Source: USA TODAY
SOWETO, South Africa — It was fitting that on the national day of prayer Sunday for the late Nelson Mandela, the pews and every available standing space at Regina Mundi Catholic Church were filled to capacity with congregants, tourists and members of the press.
The church, built in 1964, is woven into the history of the township that was the epicenter of the uprising against apartheid and its congregants gathered here and in thousands of churches nationwide as foreign dignitaries arrived to honor the man who led the fight for democracy and an end to white rule. A public memorial service is planned at a soccer stadium Tuesday, and an invite-only funeral will be held Sunday in his hometown.
Regina Mundi was the church that offered anti-apartheid activists shelter from police bullets and tear gas during the now famous 1976 uprising in which thousands of students protested and more than 100 died.
So it was fitting as well that Doris Malinga sat on the wooden pews Sunday in the church that has been at the center of the pivotal moments of her life.
It was in the brick building with stain glassed windows and marble altar where she sought refuge from the police in 1976. It was in the church’s courtyard where, she says, supporters of the minority white rule killed her 20-year-old son 17 years later.
And it was in those very pews where she sat the following year and began to let go of her anger against white oppressors. That was when she heard Mandela’s call for peace, forgiveness and reconciliation after he himself was released from 27 years in prison for trying to overthrow the government.
As she heard the priest praise Mandela’s virtue and call on the congregation to follow the late president’s example, Malinga is flooded with memories.
“I feel choked up,” she says in her native Zulu, holding her hand against her chest. Malinga is 70 and the travails of her life are etched in deep lines on her face. But she is fiercely proud of her family’s activism.
She’s dressed head-to-toe in yellow, green and black, the colors of the African National Congress, the governing political party that Mandela headed and which is known for its push to dismantle apartheid.
Malinga says she has been a committed member of the ANC since her older sister, who raised her after their mother died, introduced her to the party. At church, she wears an ANC flag wrapped around her neck like a scarf.
“I won’t wear black,” she says. “I must say farewell to him because he was the ANC.

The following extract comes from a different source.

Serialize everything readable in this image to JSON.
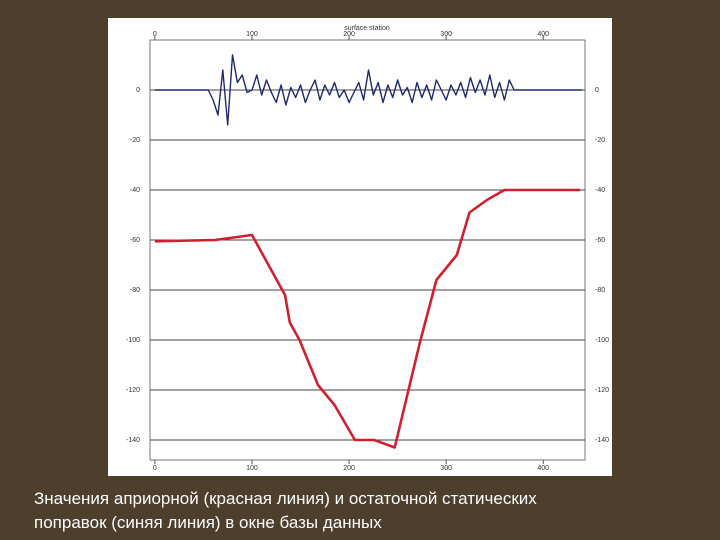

“He is at peace,” she says of Mandela. “And we must remember him.”
President Jacob Zuma had called on all South Africans to visit churches, synagogues or any house of worship on Sunday to reflect on Mandela’s legacy.
The government said Sunday that 53 heads of state and government had confirmed that they would be attending a national memorial service and state funeral for the country’s first black and democratically elected president. President Obama will be among them, and so will Prince Charles of England.
Sitting in Regina Mundi after the service, Tozi Mthokazisi, 36, Lucky Cecilia, 49, and Patience Polite, 44, marvel at how much their country has changed since apartheid was dismantled and Mandela became president in 1994.
“He was a hero,” says Cecilia. She says blacks could not walk about freely or visit friends in other places because the government kept track of their every move. They didn’t have electricity or plumbing.
“Everything in Soweto is so different for us now,” says Polite.
The trio, all mothers, say the ability to finish high school and go to college is the single biggest change that has been afforded blacks since the end of apartheid.
“Before black people could only be teachers, police or nurses or be domestic workers,” Polite says. Today, she says, more people can go to college with scholarships and choose their own career path.
The ladies, however, say the country’s leaders have not fulfilled the promise laid out by Mandela’s victories. They say corruption is rampant and the gap between the very rich and the very poor grows wider.
Mthokazisi says she was too young to remember the daily struggles and humiliation of blacks during apartheid. But, she says, her country — and the world — will never see another leader like Mandela.
“He was chosen,” she says. “It was his actions and behavior. It was the way he approached people. Mandela was the father to us all.”